Ghost Town was written and directed by David Koepp, the man Steven Spielberg has referred to as his “closer” following their collaboration on a number of movies, including Jurassic Park and Indiana Jones and the Kingdom of the Crystal Skull. In keeping with the baseball analogy, it’s an unusual case for a closer to also score runs, but with Ghost Town Koepp manages a solid three-run homer.
The Blu-ray release sports a limited number of supplemental features, but they are entertaining and they are presented in high definition.
The main supplement is a commentary track featuring writer/director David Koepp and star Ricky Gervais. Gervais is quick to start off cracking jokes about how he was the “man behind the man,” providing the rationale as to why the actor would be participating in the “director’s commentary.” Koepp himself, though, starts off on a little shaky ground. He begins by explaining, essentially, that Gervais is there to help him avoid the standard traps of commentary tracks: Talking about how cold it was, how tricky a shot was, how bad the mood was, etc.
Well, after their introductions during the production company logos, Koepp falls right into one of those traps and his first comment is about how the opening shot was “tricky.”
Ah, but from there things take a highly entertaining direction, right down to Gervais repeatedly questioning the value of their comments. One of the high points is when Gervais adlibs a hilarious pitch for a remake of Ironside. The discussion starts as a seemingly serious tease of potentially reviving the classic Raymond Burr TV series on the big screen then devolves down to something that might be more appropriately entitled Porcelainside.
And there’s even some good filmmaking chatter, particularly regarding the production’s goal of downplaying the special effects in favor of making a three-character comedy.

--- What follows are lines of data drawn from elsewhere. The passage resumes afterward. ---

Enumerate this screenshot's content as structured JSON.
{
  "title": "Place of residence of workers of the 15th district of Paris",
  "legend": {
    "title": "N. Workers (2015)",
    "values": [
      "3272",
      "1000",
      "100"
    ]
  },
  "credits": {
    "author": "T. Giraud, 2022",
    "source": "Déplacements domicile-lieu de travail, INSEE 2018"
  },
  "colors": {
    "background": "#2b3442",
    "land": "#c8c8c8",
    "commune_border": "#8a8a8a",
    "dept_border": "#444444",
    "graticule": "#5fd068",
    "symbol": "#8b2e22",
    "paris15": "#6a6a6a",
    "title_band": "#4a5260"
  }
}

Also on board is a 23-minute documentary entitled Making Ghost Town. There’s a little bit of repetition from the commentary track, but it’s a decent, standard behind-the-scenes featurette.

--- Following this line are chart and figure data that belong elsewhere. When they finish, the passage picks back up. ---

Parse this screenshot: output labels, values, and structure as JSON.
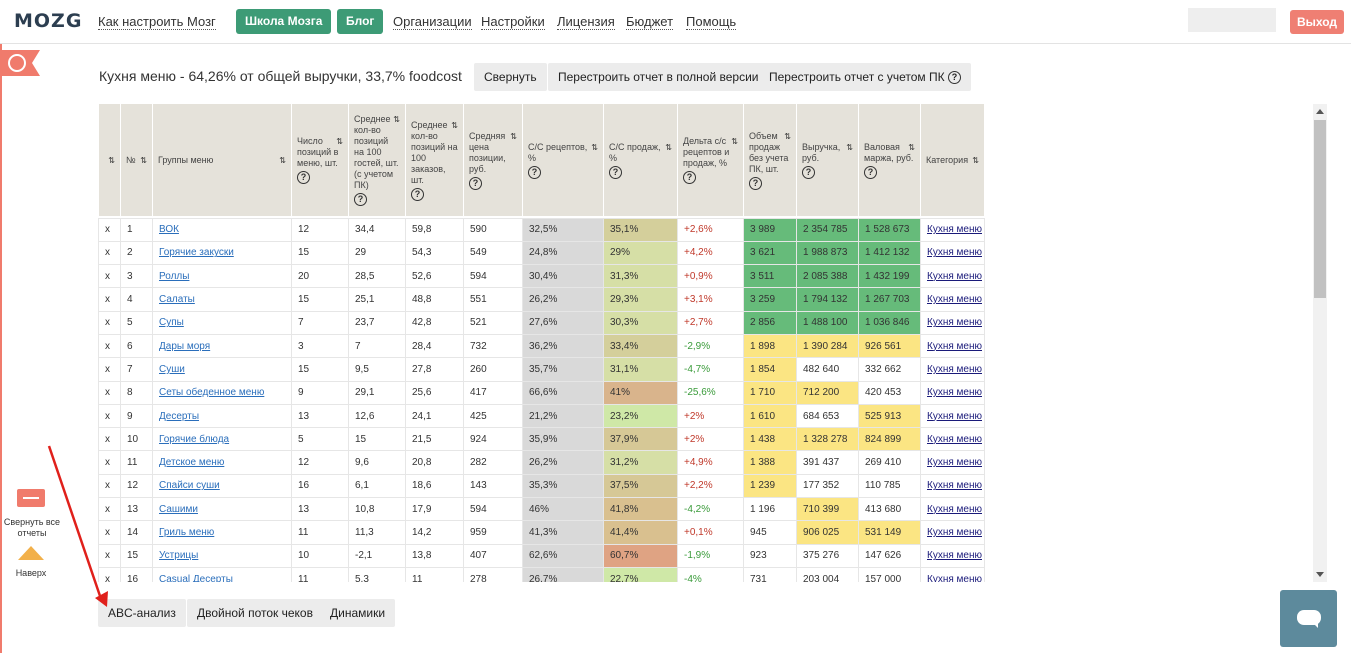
{
  "header": {
    "logo_text": "MOZG",
    "nav_links": [
      "Как настроить Мозг",
      "Организации",
      "Настройки",
      "Лицензия",
      "Бюджет",
      "Помощь"
    ],
    "btn_school": "Школа Мозга",
    "btn_blog": "Блог",
    "logout": "Выход"
  },
  "sidebar": {
    "collapse_label": "Свернуть все отчеты",
    "up_label": "Наверх"
  },
  "report": {
    "title": "Кухня меню - 64,26% от общей выручки, 33,7% foodcost",
    "btn_collapse": "Свернуть",
    "btn_rebuild_full": "Перестроить отчет в полной версии",
    "btn_rebuild_pk": "Перестроить отчет с учетом ПК"
  },
  "columns": [
    "",
    "№",
    "Группы меню",
    "Число позиций в меню, шт.",
    "Среднее кол-во позиций на 100 гостей, шт. (с учетом ПК)",
    "Среднее кол-во позиций на 100 заказов, шт.",
    "Средняя цена позиции, руб.",
    "С/С рецептов, %",
    "С/С продаж, %",
    "Дельта с/с рецептов и продаж, %",
    "Объем продаж без учета ПК, шт.",
    "Выручка, руб.",
    "Валовая маржа, руб.",
    "Категория"
  ],
  "rows": [
    [
      "x",
      "1",
      "ВОК",
      "12",
      "34,4",
      "59,8",
      "590",
      "32,5%",
      "35,1%",
      "+2,6%",
      "3 989",
      "2 354 785",
      "1 528 673",
      "Кухня меню"
    ],
    [
      "x",
      "2",
      "Горячие закуски",
      "15",
      "29",
      "54,3",
      "549",
      "24,8%",
      "29%",
      "+4,2%",
      "3 621",
      "1 988 873",
      "1 412 132",
      "Кухня меню"
    ],
    [
      "x",
      "3",
      "Роллы",
      "20",
      "28,5",
      "52,6",
      "594",
      "30,4%",
      "31,3%",
      "+0,9%",
      "3 511",
      "2 085 388",
      "1 432 199",
      "Кухня меню"
    ],
    [
      "x",
      "4",
      "Салаты",
      "15",
      "25,1",
      "48,8",
      "551",
      "26,2%",
      "29,3%",
      "+3,1%",
      "3 259",
      "1 794 132",
      "1 267 703",
      "Кухня меню"
    ],
    [
      "x",
      "5",
      "Супы",
      "7",
      "23,7",
      "42,8",
      "521",
      "27,6%",
      "30,3%",
      "+2,7%",
      "2 856",
      "1 488 100",
      "1 036 846",
      "Кухня меню"
    ],
    [
      "x",
      "6",
      "Дары моря",
      "3",
      "7",
      "28,4",
      "732",
      "36,2%",
      "33,4%",
      "-2,9%",
      "1 898",
      "1 390 284",
      "926 561",
      "Кухня меню"
    ],
    [
      "x",
      "7",
      "Суши",
      "15",
      "9,5",
      "27,8",
      "260",
      "35,7%",
      "31,1%",
      "-4,7%",
      "1 854",
      "482 640",
      "332 662",
      "Кухня меню"
    ],
    [
      "x",
      "8",
      "Сеты обеденное меню",
      "9",
      "29,1",
      "25,6",
      "417",
      "66,6%",
      "41%",
      "-25,6%",
      "1 710",
      "712 200",
      "420 453",
      "Кухня меню"
    ],
    [
      "x",
      "9",
      "Десерты",
      "13",
      "12,6",
      "24,1",
      "425",
      "21,2%",
      "23,2%",
      "+2%",
      "1 610",
      "684 653",
      "525 913",
      "Кухня меню"
    ],
    [
      "x",
      "10",
      "Горячие блюда",
      "5",
      "15",
      "21,5",
      "924",
      "35,9%",
      "37,9%",
      "+2%",
      "1 438",
      "1 328 278",
      "824 899",
      "Кухня меню"
    ],
    [
      "x",
      "11",
      "Детское меню",
      "12",
      "9,6",
      "20,8",
      "282",
      "26,2%",
      "31,2%",
      "+4,9%",
      "1 388",
      "391 437",
      "269 410",
      "Кухня меню"
    ],
    [
      "x",
      "12",
      "Спайси суши",
      "16",
      "6,1",
      "18,6",
      "143",
      "35,3%",
      "37,5%",
      "+2,2%",
      "1 239",
      "177 352",
      "110 785",
      "Кухня меню"
    ],
    [
      "x",
      "13",
      "Сашими",
      "13",
      "10,8",
      "17,9",
      "594",
      "46%",
      "41,8%",
      "-4,2%",
      "1 196",
      "710 399",
      "413 680",
      "Кухня меню"
    ],
    [
      "x",
      "14",
      "Гриль меню",
      "11",
      "11,3",
      "14,2",
      "959",
      "41,3%",
      "41,4%",
      "+0,1%",
      "945",
      "906 025",
      "531 149",
      "Кухня меню"
    ],
    [
      "x",
      "15",
      "Устрицы",
      "10",
      "-2,1",
      "13,8",
      "407",
      "62,6%",
      "60,7%",
      "-1,9%",
      "923",
      "375 276",
      "147 626",
      "Кухня меню"
    ],
    [
      "x",
      "16",
      "Casual Десерты",
      "11",
      "5,3",
      "11",
      "278",
      "26,7%",
      "22,7%",
      "-4%",
      "731",
      "203 004",
      "157 000",
      "Кухня меню"
    ]
  ],
  "cell_colors": {
    "recipe_cost": "#d9d9d9",
    "sales_cost": [
      "#d4cf9b",
      "#d6dfa6",
      "#d6dfa6",
      "#d6dfa6",
      "#d6dfa6",
      "#d4cf9b",
      "#d6dfa6",
      "#d9b48c",
      "#cfe8a7",
      "#d6c896",
      "#d6dfa6",
      "#d6c896",
      "#d9c08f",
      "#d9c08f",
      "#dfa383",
      "#cfe8a7"
    ],
    "volume": [
      "#66bb7a",
      "#66bb7a",
      "#66bb7a",
      "#66bb7a",
      "#66bb7a",
      "#fbe583",
      "#fbe583",
      "#fbe583",
      "#fbe583",
      "#fbe583",
      "#fbe583",
      "#fbe583",
      "#ffffff",
      "#ffffff",
      "#ffffff",
      "#ffffff"
    ],
    "revenue": [
      "#66bb7a",
      "#66bb7a",
      "#66bb7a",
      "#66bb7a",
      "#66bb7a",
      "#fbe583",
      "#ffffff",
      "#fbe583",
      "#ffffff",
      "#fbe583",
      "#ffffff",
      "#ffffff",
      "#fbe583",
      "#fbe583",
      "#ffffff",
      "#ffffff"
    ],
    "margin": [
      "#66bb7a",
      "#66bb7a",
      "#66bb7a",
      "#66bb7a",
      "#66bb7a",
      "#fbe583",
      "#ffffff",
      "#ffffff",
      "#fbe583",
      "#fbe583",
      "#ffffff",
      "#ffffff",
      "#ffffff",
      "#fbe583",
      "#ffffff",
      "#ffffff"
    ]
  },
  "bottom_tabs": [
    "ABC-анализ",
    "Двойной поток чеков",
    "Динамики"
  ],
  "colors": {
    "brand_green": "#3d9b76",
    "logout_red": "#ef7f73",
    "annotation_arrow": "#e0201b"
  }
}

Ghostly Effects is a short-cut look at the movie’s special effects. Without any narration or explanation, it’s simply a 2-minute compilation of the various animatic, RGB, and live action footage that serve as the components of the onscreen presentation.
By its title, Some People Can Do It sounds like it’s going to be about how some people really do see dead people. Instead, it’s a 6-minute collection of bloopers, including a scene involving bouncing dog poop that is mentioned in the running commentary. The title, as it turns out, comes from a line supplied by Gervais.
There are none.
Picture and Sound
New York City has never looked better than it does here. There are some marvelous, pristine time-lapse images looking out over Central Park. However, there are also some narrative sequences where the image appears a little muddy, more in line with standard DVD than high-def. Nonetheless, the majority of the presentation is fine and the nitpicking is apparent only when one bothers to look for it.

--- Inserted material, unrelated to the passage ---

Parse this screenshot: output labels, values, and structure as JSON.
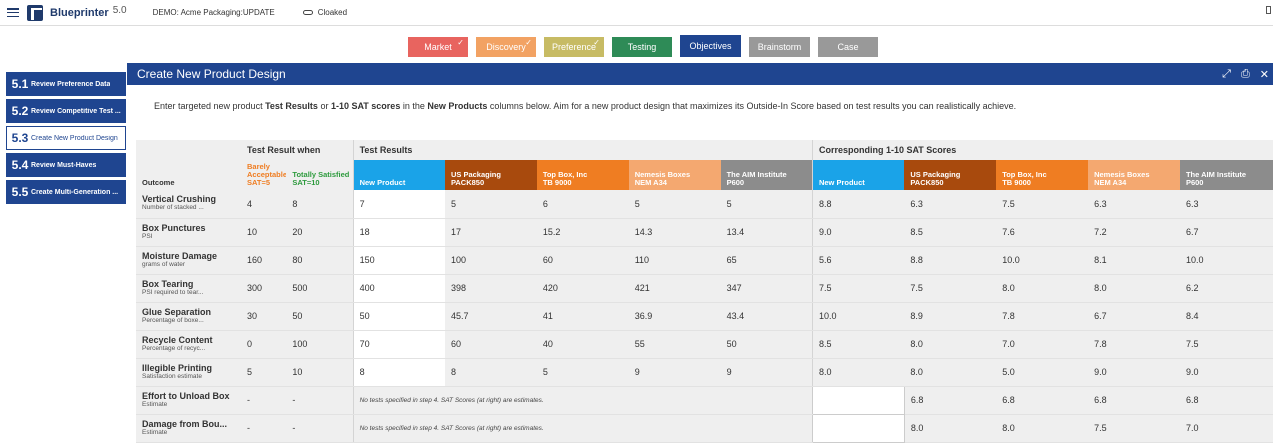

The audio is equally good, if not entirely spectacular. Of course, this isn’t a slam-bang aural experience; there are no explosions to serve as a home theatre showcase. Instead, the English 5.1 Dolby TrueHD track does indeed stay “true” to the needs of this three-character comedy. Also available are French and Spanish 5.1 Dolby Digital tracks.
Optional subtitles are available in English, English SDH, French, Spanish and Portuguese.
How to Use This Disc
Watch Ghost Town then, if you have the time or you can listen while doing some household chores, check out the commentary by Koepp and Gervais.